Según el estudio realizado por Marval, la inteligencia artificial (IA) se consolida como una herramienta clave en la gestión jurídica corporativa, al tiempo que los departamentos legales evolucionan hasta alcanzar un rol estratégico dentro de las organizaciones.
La adopción de IA creció de manera exponencial en los últimos tres años, pasando del 11% en 2023 al 75% en 2025, con impactos concretos en la eficiencia y productividad de los equipos.
Herramientas como ChatGPT, Microsoft Copilot y Gemini de Google se aplican principalmente para automatizar tareas repetitivas, revisar documentos, investigar y analizar contratos, liberando tiempo otro tipo de activades más complejas y orientadas al negocio. La IA es percibida como un recurso clave, aunque persisten desafíos en torno a la confiabilidad de los resultados, la confidencialidad, y las capacidades técnicas requeridas para su implementación.
"El 89% de los líderes legales afirma que la incorporación de inteligencia artificial mejoró la eficiencia de sus equipos, ya sea de forma ligera o significativa. Esto demuestra que la IA no solo es una herramienta de experimentación, sino que genera impactos concretos en la productividad y en la gestión operativa, allanando el camino para liberar tiempo de los equipos para actividades de mayor valor estratégico”, sostuvo Gustavo Giay, Chairman del Estudio.
Más allá de la IA, el reporte muestra que los departamentos legales corporativos atraviesan una etapa de madurez y redefinición. Han dejado de ocupar un rol meramente de control o prevención de riesgos para consolidarse como socios estratégicos del negocio, con equipos compactos y especializados que priorizan la eficiencia operativa y el valor que aportan al crecimiento y la sostenibilidad de sus organizaciones. La relación con los estudios jurídicos externos se mantiene equilibrada, con múltiples proveedores que permiten cubrir un amplio espectro de especialidades, garantizando calidad técnica, rapidez de respuesta y conocimiento del negocio.

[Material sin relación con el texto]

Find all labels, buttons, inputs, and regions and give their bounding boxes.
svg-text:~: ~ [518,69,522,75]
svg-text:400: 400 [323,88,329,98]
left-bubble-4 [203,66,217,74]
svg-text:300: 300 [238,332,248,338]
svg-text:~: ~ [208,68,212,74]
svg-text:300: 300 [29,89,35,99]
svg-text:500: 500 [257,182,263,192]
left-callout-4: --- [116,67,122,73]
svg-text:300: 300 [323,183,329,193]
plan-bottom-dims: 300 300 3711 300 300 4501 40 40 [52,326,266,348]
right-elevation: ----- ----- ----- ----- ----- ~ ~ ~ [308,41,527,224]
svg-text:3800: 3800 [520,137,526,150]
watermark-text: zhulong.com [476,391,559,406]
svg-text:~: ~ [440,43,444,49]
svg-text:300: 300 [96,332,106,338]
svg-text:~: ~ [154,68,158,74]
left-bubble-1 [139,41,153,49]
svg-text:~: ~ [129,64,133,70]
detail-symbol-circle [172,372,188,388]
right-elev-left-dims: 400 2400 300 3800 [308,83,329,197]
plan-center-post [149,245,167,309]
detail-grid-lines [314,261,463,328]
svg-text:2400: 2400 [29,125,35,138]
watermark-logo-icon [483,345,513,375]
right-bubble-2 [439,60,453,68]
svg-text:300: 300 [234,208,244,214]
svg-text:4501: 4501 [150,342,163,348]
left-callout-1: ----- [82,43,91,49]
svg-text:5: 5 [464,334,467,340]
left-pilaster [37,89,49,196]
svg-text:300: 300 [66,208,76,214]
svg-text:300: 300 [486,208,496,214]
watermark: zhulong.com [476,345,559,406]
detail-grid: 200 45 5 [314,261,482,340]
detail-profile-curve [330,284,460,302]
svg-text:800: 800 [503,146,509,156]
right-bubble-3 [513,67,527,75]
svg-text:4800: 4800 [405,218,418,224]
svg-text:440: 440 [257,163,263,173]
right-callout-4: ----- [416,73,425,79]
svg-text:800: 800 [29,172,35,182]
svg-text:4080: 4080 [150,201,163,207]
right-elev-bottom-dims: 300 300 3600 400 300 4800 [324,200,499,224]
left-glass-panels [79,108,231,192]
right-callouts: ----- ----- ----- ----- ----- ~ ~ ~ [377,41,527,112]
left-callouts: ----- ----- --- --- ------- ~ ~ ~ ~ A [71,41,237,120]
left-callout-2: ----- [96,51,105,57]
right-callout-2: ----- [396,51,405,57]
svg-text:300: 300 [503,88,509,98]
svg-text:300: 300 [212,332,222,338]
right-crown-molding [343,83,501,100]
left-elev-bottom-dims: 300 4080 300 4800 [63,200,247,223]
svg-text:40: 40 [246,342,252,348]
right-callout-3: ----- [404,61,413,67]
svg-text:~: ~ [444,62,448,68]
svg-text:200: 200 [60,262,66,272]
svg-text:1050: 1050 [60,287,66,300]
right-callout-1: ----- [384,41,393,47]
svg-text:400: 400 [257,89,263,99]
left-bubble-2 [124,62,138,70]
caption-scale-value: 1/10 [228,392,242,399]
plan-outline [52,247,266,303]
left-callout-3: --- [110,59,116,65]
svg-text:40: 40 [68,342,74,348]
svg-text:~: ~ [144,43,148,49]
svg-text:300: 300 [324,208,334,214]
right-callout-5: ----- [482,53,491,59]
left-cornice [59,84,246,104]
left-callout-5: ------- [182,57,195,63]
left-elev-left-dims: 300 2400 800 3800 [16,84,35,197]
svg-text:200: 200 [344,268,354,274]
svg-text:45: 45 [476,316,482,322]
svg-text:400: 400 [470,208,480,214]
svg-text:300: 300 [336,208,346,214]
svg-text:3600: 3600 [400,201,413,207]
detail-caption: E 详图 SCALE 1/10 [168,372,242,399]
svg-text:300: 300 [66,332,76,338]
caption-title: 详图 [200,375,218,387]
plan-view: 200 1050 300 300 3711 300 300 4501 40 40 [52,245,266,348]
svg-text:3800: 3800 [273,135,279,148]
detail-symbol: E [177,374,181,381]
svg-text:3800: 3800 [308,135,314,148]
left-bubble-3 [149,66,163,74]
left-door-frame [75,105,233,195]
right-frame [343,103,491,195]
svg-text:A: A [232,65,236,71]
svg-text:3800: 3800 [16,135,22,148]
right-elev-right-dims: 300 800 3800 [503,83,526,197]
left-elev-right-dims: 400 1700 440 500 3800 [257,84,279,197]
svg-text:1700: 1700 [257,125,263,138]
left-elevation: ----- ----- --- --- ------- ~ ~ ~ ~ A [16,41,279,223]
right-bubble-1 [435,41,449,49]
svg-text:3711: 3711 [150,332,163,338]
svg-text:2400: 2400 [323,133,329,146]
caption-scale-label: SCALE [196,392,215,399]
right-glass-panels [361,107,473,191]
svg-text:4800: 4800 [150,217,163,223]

En materia de digitalización, más de la mitad de los departamentos se consideran en un nivel medio de madurez tecnológica, con un 24% en etapas altas o muy altas. La gestión de contratos y documentos lidera la adopción tecnológica, mientras que riesgos y compliance también ganan relevancia, reflejando una madurez creciente en la percepción del rol legal dentro del gobierno corporativo. A pesar del interés, el 68% de los departamentos no cuenta con un presupuesto específico para implementar tecnología, y los principales obstáculos son tiempo, presupuesto y prioridades de otras áreas.
El reporte también destaca una evolución en los enfoques de capacitación, orientados a un perfil legal más integral. Además de la actualización técnica, se incluyen formación en habilidades blandas (40%) e inteligencia artificial aplicada (41%), evidenciando la necesidad de combinar conocimientos jurídicos, tecnológicos y de liderazgo. Los contenidos de estudios jurídicos externos y newsletters especializados continúan siendo fuentes clave de información, consolidando la importancia de información confiable y directamente aplicable al trabajo diario.
Los desafíos actuales combinan eficiencia, tecnología y gestión del valor, con la necesidad de mejorar procesos, integrar nuevas herramientas digitales y demostrar el aporte concreto del área a la organización. En conjunto, los resultados reflejan un liderazgo legal profesionalizado, cada vez más orientado a la gestión basada en datos, colaboración estratégica y tecnología.